The end of study process evaluation questions will be analysed using descriptive statistics. Qualitative data analysis will be overseen by the principal investigator but conducted by research assistants unconnected with the intervention activities.95 The responses to open-ended questions will be categorised and coded into common themes.96
At time of submission (August 2019), we have obtained ethical approval, registered the trial and recruited 123 families. Recruitment is expected to be complete in December 2020. From the 123 families recruited, 22 have completed baseline measures, 19 have completed the 6-week measures, 12 have completed the 3-month measures, 52 have completed the study and 18 have dropped out. See figure 1 for the study procedures and participant flow chart.

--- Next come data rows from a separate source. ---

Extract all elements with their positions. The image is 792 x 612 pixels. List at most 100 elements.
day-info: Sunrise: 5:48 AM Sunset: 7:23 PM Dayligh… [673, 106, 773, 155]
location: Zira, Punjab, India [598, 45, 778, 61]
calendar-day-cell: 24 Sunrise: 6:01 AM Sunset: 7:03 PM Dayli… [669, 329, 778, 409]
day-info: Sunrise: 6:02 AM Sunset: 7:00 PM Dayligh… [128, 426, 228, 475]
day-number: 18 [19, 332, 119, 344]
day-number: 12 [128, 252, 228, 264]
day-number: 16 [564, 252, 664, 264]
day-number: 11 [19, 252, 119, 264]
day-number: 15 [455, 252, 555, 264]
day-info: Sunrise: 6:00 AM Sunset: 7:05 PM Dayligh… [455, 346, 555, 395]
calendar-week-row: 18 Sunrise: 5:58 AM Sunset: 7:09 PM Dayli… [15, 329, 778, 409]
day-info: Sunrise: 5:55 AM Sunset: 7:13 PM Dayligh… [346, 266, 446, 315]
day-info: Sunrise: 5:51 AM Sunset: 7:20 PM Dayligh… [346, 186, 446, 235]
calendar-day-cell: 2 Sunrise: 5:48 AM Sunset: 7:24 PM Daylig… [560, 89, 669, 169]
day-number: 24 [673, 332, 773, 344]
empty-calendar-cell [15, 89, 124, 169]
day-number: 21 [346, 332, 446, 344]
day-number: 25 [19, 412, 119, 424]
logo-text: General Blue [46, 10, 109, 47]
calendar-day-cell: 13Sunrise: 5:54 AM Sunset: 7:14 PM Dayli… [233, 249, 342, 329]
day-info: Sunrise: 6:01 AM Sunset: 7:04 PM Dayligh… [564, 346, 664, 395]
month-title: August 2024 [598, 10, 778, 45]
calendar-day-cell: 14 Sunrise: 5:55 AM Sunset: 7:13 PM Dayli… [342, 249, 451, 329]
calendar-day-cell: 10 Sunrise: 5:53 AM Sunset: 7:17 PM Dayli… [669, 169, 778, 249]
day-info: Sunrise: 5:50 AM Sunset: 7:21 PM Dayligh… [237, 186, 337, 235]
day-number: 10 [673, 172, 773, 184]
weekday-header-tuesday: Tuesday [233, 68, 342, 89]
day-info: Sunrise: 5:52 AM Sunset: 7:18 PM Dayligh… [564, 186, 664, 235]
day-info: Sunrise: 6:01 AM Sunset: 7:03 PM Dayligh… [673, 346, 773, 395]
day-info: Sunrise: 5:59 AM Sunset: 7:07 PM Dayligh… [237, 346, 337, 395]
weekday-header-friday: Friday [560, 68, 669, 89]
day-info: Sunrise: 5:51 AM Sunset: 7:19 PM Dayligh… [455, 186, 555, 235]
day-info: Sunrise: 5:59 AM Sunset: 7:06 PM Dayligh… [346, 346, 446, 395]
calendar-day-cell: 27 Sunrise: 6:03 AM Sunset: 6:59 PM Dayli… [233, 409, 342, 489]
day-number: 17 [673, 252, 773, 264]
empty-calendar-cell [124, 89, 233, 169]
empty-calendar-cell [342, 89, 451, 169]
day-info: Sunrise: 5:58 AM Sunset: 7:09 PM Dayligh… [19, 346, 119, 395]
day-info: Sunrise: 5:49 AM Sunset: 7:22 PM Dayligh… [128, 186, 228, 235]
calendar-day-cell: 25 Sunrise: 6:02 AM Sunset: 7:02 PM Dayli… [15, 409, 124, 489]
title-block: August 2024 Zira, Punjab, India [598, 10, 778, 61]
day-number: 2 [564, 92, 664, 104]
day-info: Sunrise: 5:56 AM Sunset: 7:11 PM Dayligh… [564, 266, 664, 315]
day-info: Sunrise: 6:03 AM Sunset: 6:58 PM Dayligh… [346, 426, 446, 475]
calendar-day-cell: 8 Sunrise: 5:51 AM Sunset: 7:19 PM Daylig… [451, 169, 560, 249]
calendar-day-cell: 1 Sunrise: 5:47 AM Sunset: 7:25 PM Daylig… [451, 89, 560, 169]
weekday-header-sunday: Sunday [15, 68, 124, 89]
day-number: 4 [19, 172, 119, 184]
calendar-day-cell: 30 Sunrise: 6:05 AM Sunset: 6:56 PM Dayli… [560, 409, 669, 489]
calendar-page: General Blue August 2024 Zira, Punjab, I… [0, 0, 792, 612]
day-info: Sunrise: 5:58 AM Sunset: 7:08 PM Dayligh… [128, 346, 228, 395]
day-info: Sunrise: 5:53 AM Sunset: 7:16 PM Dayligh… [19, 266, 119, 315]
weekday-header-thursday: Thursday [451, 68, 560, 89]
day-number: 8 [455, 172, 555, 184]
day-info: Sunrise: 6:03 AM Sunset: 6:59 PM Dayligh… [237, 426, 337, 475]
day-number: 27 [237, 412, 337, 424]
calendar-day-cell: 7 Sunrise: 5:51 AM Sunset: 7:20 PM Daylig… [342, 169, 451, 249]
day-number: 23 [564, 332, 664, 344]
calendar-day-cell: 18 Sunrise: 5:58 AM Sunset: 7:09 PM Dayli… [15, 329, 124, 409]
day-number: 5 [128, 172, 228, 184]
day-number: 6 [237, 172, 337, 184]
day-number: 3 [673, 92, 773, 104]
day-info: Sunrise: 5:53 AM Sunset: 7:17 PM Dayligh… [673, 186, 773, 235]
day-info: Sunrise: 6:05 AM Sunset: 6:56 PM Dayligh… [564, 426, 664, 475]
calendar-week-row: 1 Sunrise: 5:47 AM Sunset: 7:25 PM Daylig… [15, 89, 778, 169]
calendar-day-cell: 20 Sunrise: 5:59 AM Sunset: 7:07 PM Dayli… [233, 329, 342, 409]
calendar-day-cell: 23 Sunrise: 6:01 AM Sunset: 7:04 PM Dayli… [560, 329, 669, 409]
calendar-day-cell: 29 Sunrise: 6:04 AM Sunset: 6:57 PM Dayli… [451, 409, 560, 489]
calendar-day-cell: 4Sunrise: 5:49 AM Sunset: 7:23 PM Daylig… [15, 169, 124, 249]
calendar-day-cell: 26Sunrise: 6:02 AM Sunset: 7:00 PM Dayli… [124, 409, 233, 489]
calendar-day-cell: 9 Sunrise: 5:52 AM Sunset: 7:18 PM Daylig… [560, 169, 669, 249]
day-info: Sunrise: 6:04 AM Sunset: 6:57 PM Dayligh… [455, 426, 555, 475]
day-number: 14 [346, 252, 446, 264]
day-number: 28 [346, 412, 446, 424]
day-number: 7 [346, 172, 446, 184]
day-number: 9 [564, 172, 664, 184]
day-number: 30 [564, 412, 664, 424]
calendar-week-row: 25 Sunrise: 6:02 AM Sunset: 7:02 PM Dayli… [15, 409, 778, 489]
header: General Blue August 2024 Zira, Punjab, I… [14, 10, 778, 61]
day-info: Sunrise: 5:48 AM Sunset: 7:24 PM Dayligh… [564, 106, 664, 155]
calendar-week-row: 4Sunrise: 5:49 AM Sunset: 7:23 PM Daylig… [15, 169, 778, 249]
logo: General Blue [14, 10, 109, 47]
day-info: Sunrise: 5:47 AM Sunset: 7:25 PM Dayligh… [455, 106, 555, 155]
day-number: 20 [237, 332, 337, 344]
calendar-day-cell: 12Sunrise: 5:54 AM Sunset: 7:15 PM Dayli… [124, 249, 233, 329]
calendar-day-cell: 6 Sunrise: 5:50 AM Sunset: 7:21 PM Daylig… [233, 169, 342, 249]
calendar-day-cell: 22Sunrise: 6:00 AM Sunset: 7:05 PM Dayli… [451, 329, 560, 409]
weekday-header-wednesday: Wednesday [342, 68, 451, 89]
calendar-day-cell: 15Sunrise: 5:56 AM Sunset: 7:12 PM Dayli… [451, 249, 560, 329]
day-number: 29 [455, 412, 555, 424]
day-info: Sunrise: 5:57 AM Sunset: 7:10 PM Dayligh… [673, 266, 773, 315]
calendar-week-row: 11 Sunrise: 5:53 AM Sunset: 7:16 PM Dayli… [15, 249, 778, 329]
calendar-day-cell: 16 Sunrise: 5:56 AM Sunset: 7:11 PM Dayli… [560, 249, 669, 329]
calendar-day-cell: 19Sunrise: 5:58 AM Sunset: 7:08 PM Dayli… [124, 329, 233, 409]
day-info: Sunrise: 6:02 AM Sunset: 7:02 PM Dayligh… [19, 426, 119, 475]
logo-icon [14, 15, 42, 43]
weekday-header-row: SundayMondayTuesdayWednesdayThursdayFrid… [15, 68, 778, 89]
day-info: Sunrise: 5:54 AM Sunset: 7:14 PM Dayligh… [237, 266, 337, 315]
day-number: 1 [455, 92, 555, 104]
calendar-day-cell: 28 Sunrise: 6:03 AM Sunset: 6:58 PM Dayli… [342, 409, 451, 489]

This protocol paper outlines the implementation of a randomised trial employing parent supported physical activity habit formation strategies with their children. The guiding conceptual model is the M-PAC framework, and the overall goal is increased physical activity behaviour in children.
This protocol has been approved by the University of Victoria HREB (Victoria, Canada). Details on obtaining consent from participants and confidentiality is outlined in the Methods section. No harms are expected as a result of participation in this study; however, participants are provided with contact information for the project coordinator, principal investigator and HREB in the case they have something to report. Results from this trial will be shared at conferences as presentations and in scientific journals as published manuscripts. Participants who express interest in study results will be made aware of any relevant publications. Public access to the participant level dataset will not be granted. There are no current plans to grant public access to the full protocol or statistical code. All authors who have contributed to the protocol design are eligible for authorship on subsequent publications.